Так и лежал он, отчаянный воин древнего Востока, перепоясанный путами неверных, выворачивая сизые белки глаз то ли в состоянии припадка, то ли в последней молитве белёсому опалённому небу своей родины.
А Ваня, сеятель и жнец тамбовских полей, чернозёмной земли пахарь, сегодняшний солдат-первогодок, заброшенный волею случая и штабных бумаг в пекло, откуда, назойливо жужжа, вылетали свинцовые шмели и смертельно жалили всех, кто оказывался на их пути, сидел, недоумённо перетирал руками безжизненную сухую пыль, плохо соображая, зачем он здесь и где его чернозёмы. Широко раскрытыми глазами с длинными выгоревшими под афганским небом ресницами он озирался кругом в блаженном наркотическом отсутствии реалий страшной мясорубки войны.
Рассеянный блуждающий взгляд его нечаянно остановился на пленённом афганском повстанце, и Ване до слёз стало жалко одетого в бабью рубаху человека, почему-то лежащего в пыли и спутанного по рукам и ногам жёстким проводом.
– Щас я тебя развяжу… Щас… – бормотал Иван, на четвереньках подползая к пленному.
Вот и нет, не все забыли того несчастного воина Аллаха, хотя понятие «несчастный» ну никак не подходило к тому, что окружало со всех сторон его и троих советских солдат, не по своей воле оказавшихся здесь, и в тоже время.
Гога лежал, опрокинувшись навзничь, и внимательно, сосредоточенно смотрел в небо, туда, где из прохладной водной синевы выходили голенастые голые девы и каждая манила его к себе, призывно распахивая крутые и белые, как сливки, бёдра. Гоге было хорошо, так хорошо, что лучше и не бывает.

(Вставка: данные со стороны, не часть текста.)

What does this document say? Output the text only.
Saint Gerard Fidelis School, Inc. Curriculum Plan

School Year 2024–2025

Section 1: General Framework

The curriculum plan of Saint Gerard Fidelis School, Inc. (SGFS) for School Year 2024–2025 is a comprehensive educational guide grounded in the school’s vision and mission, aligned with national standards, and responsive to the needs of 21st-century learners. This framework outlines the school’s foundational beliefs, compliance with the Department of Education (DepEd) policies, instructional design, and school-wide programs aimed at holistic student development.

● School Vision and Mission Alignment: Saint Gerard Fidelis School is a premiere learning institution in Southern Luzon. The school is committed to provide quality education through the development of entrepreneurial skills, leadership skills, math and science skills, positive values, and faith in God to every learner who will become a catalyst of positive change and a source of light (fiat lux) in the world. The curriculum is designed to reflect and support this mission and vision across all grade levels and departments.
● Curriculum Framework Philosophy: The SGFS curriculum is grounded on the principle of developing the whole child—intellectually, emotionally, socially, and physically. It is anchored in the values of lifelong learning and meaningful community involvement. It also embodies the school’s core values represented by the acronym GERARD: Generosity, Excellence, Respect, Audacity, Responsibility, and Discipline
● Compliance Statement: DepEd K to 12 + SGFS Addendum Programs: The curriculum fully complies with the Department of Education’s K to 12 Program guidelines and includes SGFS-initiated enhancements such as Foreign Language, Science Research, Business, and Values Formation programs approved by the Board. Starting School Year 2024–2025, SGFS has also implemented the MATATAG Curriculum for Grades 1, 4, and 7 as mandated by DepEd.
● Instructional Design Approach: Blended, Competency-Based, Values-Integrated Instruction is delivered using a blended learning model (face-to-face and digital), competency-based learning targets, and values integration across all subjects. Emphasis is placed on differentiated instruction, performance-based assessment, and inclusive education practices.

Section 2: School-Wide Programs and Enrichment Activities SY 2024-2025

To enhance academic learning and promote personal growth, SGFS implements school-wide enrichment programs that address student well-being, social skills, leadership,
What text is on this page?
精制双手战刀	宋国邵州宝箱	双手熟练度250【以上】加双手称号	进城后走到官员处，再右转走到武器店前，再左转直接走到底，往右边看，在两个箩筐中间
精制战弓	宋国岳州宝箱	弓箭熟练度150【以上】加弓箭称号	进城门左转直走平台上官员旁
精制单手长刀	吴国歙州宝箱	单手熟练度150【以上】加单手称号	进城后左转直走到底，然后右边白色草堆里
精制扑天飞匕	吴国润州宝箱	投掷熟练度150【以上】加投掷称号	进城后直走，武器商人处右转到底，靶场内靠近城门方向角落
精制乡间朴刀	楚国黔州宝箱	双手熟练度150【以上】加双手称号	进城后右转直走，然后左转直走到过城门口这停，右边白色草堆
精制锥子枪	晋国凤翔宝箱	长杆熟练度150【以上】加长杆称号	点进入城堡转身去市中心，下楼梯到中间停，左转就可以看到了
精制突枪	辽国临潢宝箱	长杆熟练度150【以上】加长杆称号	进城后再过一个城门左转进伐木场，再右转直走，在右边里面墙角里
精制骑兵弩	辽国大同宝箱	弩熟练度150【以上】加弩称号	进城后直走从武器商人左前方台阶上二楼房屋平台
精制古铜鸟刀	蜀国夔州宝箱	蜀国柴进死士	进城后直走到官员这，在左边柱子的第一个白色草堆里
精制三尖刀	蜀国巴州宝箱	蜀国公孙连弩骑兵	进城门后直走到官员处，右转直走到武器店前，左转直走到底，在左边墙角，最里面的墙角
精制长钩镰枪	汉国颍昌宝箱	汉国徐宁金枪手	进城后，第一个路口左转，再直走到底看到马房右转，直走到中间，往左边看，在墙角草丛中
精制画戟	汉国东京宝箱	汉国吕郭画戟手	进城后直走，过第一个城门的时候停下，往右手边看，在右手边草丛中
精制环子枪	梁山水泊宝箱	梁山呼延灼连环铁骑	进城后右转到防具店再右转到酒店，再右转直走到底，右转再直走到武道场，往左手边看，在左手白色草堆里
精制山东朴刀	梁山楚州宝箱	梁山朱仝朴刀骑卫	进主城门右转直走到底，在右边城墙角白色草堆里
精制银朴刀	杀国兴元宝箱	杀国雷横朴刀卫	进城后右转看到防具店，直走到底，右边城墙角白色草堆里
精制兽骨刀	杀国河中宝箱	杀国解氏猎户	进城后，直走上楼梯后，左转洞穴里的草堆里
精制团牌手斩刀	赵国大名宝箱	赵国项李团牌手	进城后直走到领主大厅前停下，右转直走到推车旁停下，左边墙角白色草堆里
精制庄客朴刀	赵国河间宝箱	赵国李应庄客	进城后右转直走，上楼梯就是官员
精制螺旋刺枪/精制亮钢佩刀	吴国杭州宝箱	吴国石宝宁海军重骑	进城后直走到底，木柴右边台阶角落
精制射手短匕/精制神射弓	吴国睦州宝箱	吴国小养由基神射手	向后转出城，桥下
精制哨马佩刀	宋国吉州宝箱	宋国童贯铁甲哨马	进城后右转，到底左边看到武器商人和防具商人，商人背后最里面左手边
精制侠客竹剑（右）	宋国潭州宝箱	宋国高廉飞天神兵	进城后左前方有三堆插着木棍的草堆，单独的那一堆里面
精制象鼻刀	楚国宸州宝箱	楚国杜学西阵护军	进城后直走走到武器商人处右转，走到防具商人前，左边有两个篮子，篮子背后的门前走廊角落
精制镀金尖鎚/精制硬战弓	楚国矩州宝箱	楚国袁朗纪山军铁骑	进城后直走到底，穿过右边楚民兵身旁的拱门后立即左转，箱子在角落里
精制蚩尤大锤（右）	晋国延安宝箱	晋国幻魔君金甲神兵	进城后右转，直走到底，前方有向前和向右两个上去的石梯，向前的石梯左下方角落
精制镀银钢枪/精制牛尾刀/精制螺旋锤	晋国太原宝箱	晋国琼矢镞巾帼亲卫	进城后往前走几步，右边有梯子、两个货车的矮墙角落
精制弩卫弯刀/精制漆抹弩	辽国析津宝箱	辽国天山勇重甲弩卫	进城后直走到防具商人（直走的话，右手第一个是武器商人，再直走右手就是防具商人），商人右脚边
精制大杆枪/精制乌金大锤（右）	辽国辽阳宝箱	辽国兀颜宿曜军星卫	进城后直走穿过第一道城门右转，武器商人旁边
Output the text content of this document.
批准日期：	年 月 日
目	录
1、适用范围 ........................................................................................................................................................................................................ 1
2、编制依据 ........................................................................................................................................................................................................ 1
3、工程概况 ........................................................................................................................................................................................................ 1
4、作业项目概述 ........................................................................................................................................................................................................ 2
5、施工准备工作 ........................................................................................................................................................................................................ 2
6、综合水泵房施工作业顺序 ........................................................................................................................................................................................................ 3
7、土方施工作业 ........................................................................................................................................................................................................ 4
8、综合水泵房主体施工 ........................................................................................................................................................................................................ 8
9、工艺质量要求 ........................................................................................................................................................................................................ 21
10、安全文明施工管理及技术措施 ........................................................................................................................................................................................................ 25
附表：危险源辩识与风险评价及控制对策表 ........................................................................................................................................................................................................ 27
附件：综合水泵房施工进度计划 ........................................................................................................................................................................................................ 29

И только Магога, истинный пёс войны, тяжело ворочал языком, перетирая во рту настрявший песок, остервенело дышал и, вперяясь глазами в лежащий рядом валун, говорил ему что-то отрывисто и зло, как говорят последнее слово врагу. Казалось, вот-вот он вцепиться в камень зубами и будет выгрызать его внутренности, пока до корней не раскрошатся зубы, а если и зубы раскрошатся, то он будет рвать дёснами вражескую плоть и выплёвывать кровавые ошмётки в горячую чахоточную пыль и топтать эту плоть ногами.
7
Вот уже Ваня подполз, бормоча всяческие утешения, к пленнику. Вот уже ухватил зубами жёсткий проволочный узел, который никак не мог развязать. Вот уже стал перекусывать молодыми крепкими, как сахар-рафинад, зубами, скользкую медь провода, как вдруг откинулся назад, простроченный наискосок автоматной очередью. Словно толстой иглой по солдатской гимнастёрке прошлась гигантская швейная машина, продёргивая сквозь крупные отверстия красный шёлк ниток.
Магога, не поднимаясь, от живота, так и не задев ни одной пулей пленного, полоснул по Ване, потом, тупо уставясь на автомат, отбросил его в сторону.